Em 1955, começou a trabalhar em um novo projeto de Wood, “The Goul Goes West”. Com a famosa capa de Drácula, os dois chegaram a rodar algumas cenas, sem roteiro definido (abaixo), na frente de seu apartamento. Essas filmagens acabaram resultando no ícone do cinema “B” “Plan 9 from Outer Space”, em que boa parte foi rodada após a morte do ator.

Wikimedia Commons


As cenas adicionais de seu personagem foram realizadas com um ator mais alto e magro que Lugosi, que não mostrava o rosto nas cenas, escondendo-se com a capa. Nesse mesmo ano, casou-se pela quinta vez com Hope Lininger, uma fã de sua carreira que lhe escrevia cartas enquanto ele se recuperava no hospital.
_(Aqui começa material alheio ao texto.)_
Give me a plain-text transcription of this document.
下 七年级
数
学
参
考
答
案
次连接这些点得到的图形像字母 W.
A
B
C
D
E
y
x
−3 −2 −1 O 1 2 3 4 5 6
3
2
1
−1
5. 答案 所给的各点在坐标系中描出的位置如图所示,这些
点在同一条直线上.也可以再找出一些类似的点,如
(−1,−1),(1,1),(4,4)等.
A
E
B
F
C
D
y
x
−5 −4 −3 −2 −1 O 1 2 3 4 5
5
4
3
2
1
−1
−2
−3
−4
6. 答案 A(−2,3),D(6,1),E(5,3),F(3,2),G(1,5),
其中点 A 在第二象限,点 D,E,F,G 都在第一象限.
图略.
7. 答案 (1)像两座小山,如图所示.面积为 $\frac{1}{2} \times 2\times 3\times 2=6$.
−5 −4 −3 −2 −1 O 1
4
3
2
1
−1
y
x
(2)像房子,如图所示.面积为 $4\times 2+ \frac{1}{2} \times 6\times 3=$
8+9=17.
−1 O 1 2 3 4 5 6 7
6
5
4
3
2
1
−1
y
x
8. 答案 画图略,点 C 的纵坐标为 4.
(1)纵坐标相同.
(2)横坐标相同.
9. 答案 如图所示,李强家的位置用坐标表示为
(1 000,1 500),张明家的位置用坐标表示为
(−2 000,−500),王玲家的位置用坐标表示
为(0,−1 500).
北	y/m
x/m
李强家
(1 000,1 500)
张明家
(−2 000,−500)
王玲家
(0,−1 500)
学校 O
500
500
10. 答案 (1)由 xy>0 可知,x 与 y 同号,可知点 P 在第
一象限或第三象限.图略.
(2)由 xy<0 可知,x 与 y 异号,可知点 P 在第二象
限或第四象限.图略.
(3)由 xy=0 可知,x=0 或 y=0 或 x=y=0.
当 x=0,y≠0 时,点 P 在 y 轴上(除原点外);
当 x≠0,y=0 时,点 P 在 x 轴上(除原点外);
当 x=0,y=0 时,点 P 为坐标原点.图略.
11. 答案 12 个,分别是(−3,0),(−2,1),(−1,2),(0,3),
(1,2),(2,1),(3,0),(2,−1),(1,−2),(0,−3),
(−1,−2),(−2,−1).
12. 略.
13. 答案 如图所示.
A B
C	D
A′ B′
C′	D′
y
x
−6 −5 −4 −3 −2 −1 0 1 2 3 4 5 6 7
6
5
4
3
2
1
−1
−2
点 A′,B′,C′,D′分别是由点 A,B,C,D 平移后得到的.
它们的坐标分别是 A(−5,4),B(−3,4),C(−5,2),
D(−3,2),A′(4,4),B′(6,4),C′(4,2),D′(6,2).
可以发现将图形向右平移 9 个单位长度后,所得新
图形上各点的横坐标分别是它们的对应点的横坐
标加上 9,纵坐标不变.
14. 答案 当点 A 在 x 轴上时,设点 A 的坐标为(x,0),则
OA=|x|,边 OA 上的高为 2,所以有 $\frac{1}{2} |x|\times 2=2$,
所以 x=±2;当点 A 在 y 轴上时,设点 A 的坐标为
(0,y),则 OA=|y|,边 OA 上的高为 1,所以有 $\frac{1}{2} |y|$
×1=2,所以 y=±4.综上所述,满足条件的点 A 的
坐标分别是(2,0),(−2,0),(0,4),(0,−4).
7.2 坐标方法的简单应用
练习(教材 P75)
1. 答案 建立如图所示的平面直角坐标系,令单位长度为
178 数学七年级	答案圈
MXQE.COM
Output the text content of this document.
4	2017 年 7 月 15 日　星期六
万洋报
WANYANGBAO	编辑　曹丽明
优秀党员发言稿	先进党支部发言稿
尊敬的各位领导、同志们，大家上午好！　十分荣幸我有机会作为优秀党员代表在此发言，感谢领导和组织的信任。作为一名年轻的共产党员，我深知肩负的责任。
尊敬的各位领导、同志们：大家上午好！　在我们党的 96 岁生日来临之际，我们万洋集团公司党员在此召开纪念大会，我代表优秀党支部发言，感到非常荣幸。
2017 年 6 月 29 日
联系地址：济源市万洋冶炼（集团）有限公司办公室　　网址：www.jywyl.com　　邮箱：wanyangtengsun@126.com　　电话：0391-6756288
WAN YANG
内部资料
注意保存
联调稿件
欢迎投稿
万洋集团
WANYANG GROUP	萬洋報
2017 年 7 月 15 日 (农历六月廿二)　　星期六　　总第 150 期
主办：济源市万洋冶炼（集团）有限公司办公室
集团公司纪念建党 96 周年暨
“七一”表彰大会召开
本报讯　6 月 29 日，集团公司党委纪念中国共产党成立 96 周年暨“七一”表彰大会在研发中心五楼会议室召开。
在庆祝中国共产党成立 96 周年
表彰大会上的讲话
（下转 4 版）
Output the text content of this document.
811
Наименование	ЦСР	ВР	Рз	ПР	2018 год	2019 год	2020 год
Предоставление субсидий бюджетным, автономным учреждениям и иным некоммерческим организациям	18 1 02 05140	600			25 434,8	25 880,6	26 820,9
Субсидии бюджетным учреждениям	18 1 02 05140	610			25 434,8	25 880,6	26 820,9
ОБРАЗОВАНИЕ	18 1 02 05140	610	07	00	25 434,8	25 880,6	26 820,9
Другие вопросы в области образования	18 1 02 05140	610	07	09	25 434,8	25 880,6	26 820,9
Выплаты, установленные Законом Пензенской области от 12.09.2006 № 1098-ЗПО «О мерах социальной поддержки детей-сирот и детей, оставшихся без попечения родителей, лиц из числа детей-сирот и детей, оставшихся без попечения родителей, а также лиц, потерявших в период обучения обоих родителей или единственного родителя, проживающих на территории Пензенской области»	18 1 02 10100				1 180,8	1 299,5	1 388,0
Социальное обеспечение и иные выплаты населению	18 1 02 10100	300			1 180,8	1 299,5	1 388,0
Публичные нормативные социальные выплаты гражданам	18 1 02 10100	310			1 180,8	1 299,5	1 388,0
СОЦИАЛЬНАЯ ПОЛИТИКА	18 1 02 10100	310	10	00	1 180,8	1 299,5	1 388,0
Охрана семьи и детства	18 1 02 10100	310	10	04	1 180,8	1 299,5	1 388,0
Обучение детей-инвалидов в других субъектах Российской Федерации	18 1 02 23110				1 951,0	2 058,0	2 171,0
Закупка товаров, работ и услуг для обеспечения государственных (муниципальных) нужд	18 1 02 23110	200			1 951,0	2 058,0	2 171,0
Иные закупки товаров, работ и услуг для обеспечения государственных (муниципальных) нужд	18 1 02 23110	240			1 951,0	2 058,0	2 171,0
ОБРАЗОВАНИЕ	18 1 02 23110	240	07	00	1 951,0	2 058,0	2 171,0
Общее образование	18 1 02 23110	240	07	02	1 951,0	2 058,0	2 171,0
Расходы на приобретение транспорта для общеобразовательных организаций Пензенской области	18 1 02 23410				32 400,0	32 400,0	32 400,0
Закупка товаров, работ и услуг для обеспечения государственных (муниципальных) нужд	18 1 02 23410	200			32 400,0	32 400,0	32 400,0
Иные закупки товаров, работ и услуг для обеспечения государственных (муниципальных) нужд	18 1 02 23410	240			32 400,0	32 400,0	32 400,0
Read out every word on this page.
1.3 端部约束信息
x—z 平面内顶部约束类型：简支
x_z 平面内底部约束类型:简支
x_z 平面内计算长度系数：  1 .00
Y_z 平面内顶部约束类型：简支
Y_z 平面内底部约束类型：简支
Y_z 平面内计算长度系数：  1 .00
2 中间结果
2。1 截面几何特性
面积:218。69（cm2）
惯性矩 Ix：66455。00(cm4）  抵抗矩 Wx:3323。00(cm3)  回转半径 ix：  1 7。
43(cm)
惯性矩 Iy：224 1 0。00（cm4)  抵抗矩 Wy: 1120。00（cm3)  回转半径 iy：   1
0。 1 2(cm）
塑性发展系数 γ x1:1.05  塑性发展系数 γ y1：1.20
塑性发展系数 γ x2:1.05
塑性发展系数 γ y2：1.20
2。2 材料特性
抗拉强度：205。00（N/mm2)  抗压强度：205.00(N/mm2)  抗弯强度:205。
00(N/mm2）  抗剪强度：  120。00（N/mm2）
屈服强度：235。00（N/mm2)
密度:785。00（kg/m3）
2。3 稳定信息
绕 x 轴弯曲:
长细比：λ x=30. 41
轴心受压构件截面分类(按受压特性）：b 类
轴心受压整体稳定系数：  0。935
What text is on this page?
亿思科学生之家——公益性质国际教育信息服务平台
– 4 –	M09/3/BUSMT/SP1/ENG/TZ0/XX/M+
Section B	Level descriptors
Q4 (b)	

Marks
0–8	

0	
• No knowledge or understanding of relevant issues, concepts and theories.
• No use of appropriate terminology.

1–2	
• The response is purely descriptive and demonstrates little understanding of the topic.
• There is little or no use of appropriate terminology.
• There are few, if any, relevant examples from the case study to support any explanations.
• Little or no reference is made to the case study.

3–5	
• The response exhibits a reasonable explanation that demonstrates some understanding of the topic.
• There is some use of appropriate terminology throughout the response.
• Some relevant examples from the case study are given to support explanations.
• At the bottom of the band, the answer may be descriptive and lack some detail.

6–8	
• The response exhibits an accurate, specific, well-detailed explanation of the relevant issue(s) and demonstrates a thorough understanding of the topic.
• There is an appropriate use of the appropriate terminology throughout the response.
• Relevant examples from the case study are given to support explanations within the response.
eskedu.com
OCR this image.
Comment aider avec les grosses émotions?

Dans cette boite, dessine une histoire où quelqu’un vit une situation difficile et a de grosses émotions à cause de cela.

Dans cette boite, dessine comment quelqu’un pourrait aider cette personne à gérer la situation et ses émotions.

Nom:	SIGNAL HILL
Seu último filme foi Black Sleep (1956). Apesar da empolgação inicial por ter sido novamente lembrado, se decepcionou ao saber que seu papel não teria falas.

Controvérsia

Seu filho, Bela George Lugosi Jr., tornou-se notório advogado. Ficou famoso em um processo defendendo sua família contra a Universal Pictures para que ela ficasse com os “direitos de personalidade” do pai. Venceu em primeira instância, mas perdeu na apelação por decisão da Suprema Corte da Califórnia. Essa disputa judicial foi a responsável pela criação do California Celebrities Right Act, lei que passou a garantir que esses direitos fossem repassados como herança por 70 anos após a morte de determinado artista. Em 2007, foi decidido que essa lei retroagiria para todas as famílias de todos os artistas mortes a partir de janeiro de 1938.

Bela George Lugosi nunca perdoou Wood por achar que ele explorava seu pai. Mas muitos pesquisadores colocam o controverso diretor como o melhor amigo do húngaro durante a fase final de sua carreira.

Legado

O trabalho de Lugosi voltou a ser reconhecido com o filme “Ed Wood” (1994), de Tim Burton – a película dava muito destaque para a relação entre o diretor (interpretado por Johnny Depp) e Lugosi (Martin Landau, que obteve um Oscar de Ator Coadjuvante pela atuação). Segundo George, o filme inventou muitas mentiras sobre seu pai, como as cenas que o mostravam dormindo em caixões.

Em sua homenagem, Lugosi recebeu várias citações em séries de TV norte-americanas, foi tema de peça de teatro húngara (Lugosi: A sombra do Vampiro), de tela de Andy Warhol, vendida pelo valor de 800 mil dólares, e da célebre música “Bela Lugosi’s Dead”, da banda Bauhaus, no disco considerado o nascimento do gothic rock.